NVIDIA has been transforming computer graphics, PC gaming, and accelerated computing for more than 25 years. It’s a unique legacy of innovation that’s fueled by great technology—and amazing people. Today, we’re tapping into the unlimited potential of AI to define the next era of computing. An era in which our GPU acts as the brains of computers, robots, and self-driving cars that can understand the world. Doing what’s never been done before takes vision, innovation, and the world’s best talent. As an NVIDIAN, you’ll be immersed in a diverse, supportive environment where everyone is inspired to do their best work.
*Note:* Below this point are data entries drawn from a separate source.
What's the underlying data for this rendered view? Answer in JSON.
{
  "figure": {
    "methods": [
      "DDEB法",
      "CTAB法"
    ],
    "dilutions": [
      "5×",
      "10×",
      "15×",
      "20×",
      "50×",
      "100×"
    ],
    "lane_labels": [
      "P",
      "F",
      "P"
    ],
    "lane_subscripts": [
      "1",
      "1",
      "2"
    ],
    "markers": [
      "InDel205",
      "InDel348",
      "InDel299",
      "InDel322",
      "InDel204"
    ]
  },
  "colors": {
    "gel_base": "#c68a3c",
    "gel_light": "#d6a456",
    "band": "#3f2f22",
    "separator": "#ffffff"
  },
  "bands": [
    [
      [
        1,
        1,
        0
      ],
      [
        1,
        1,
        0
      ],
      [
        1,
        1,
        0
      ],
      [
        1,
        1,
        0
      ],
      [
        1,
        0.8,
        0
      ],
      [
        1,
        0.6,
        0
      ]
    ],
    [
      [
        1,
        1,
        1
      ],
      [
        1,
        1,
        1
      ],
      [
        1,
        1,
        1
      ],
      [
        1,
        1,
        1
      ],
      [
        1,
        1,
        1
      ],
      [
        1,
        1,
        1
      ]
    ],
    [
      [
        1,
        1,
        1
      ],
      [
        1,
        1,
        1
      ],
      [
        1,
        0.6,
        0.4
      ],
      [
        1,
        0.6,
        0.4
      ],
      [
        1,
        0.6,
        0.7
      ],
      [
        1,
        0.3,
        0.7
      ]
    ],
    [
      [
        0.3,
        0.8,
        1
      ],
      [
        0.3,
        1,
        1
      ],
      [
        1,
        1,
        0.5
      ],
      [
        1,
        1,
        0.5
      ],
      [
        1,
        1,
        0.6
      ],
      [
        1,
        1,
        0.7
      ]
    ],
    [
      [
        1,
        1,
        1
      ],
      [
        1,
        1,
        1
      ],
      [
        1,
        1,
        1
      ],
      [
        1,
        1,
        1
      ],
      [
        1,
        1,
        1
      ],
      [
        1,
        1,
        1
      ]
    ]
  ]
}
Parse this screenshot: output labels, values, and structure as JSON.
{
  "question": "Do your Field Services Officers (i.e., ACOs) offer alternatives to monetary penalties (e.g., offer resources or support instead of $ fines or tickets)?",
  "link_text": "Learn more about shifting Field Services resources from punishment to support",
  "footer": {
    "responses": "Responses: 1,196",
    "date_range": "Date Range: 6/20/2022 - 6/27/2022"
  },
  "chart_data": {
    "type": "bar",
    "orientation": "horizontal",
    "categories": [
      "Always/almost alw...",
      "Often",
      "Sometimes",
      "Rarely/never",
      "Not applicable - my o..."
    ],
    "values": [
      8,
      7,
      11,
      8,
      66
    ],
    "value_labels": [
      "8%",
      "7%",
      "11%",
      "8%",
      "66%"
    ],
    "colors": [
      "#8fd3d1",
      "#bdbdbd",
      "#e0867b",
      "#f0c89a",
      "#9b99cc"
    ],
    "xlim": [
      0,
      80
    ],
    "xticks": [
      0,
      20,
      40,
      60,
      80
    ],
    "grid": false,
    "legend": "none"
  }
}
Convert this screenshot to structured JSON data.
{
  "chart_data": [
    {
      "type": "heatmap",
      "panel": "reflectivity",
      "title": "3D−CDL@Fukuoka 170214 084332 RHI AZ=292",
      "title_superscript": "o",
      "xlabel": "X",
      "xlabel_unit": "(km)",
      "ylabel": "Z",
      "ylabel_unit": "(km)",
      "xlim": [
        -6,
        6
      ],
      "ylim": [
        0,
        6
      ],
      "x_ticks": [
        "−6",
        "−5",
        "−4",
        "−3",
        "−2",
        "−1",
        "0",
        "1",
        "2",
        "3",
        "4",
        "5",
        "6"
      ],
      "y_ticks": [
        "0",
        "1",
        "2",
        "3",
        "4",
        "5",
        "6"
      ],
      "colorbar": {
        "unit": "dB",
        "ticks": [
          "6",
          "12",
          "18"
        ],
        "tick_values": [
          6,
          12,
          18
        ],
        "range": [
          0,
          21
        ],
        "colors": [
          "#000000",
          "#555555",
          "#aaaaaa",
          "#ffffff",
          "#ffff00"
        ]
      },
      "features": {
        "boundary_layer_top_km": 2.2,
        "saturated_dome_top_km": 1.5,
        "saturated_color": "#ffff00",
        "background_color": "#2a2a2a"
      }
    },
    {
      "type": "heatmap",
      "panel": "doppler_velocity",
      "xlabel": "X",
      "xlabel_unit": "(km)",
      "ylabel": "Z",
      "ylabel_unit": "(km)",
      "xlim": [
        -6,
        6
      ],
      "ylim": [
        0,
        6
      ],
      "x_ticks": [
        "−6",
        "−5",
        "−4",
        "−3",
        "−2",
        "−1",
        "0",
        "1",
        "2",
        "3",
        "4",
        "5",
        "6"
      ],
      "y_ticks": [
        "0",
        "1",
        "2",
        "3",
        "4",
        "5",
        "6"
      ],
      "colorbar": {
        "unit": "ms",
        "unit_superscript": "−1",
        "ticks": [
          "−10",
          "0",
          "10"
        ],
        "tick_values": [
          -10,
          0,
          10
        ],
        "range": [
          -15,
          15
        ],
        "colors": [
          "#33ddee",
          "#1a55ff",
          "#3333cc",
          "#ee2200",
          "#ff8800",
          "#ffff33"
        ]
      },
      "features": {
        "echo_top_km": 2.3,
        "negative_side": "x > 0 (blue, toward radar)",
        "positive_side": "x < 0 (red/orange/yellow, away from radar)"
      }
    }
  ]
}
Come join the team and see how you can make a lasting impact on the world.

Responsibilities

Develop compiler optimization algorithms for deep learning workloads.
Optimize inference and training performance for the JAX framework and the OpenXLA compiler on NVIDIA GPUs at scale.
Collaborate with deep learning framework teams and hardware architecture teams to accelerate next-generation deep learning software.
Craft and implement compiler optimization techniques for deep learning network graphs.
Design novel graph partitioning and tensor sharding techniques for distributed training and inference.
Perform performance tuning and analysis.
Code generation for NVIDIA GPU backends using open-source compilers such as MLIR, LLVM, and OpenAI Triton.
Design user-facing features in JAX and related libraries as well as other software engineering work.
Work closely with GPU hardware engineering teams to design AI compiler software features for next-generation GPUs.

Requirements

Bachelor’s, Master’s, or Ph.D. in Computer Science, Computer Engineering, related field or equivalent experience.
4+ years of relevant work or research experience in performance analysis and compiler optimizations.
Ability to work independently, define project goals and scope, lead development efforts adopting clean software engineering and testing practices.
Excellent C/C++ programming and software design skills, including debugging, performance analysis, and test design.
Strong foundation in architecture of CPUs, GPUs or other high-performance hardware accelerators.
Knowledge of high-performance computing and distributed programming.
CUDA or OpenCL programming experience is desired but not required.
Experience with XLA, TVM, MLIR, LLVM, OpenAI Triton, deep learning models and algorithms, and deep learning framework design is a huge plus.
Strong interpersonal skills, ability to work dynamically in a product-oriented team.
History of mentoring junior engineers and interns is a bonus.

Ways to Stand Out

Experience working with deep learning frameworks like JAX, PyTorch or TensorFlow.
Extensive experience with CUDA or GPUs in general.
Experience with open-source compilers such as XLA, LLVM, MLIR, or TVM.

Benefits

Highly competitive salaries, comprehensive benefits package, equity eligibility, and the opportunity to work in cutting-edge fields including Virtual Reality, Artificial Intelligence, Deep Learning, and Autonomous Vehicles.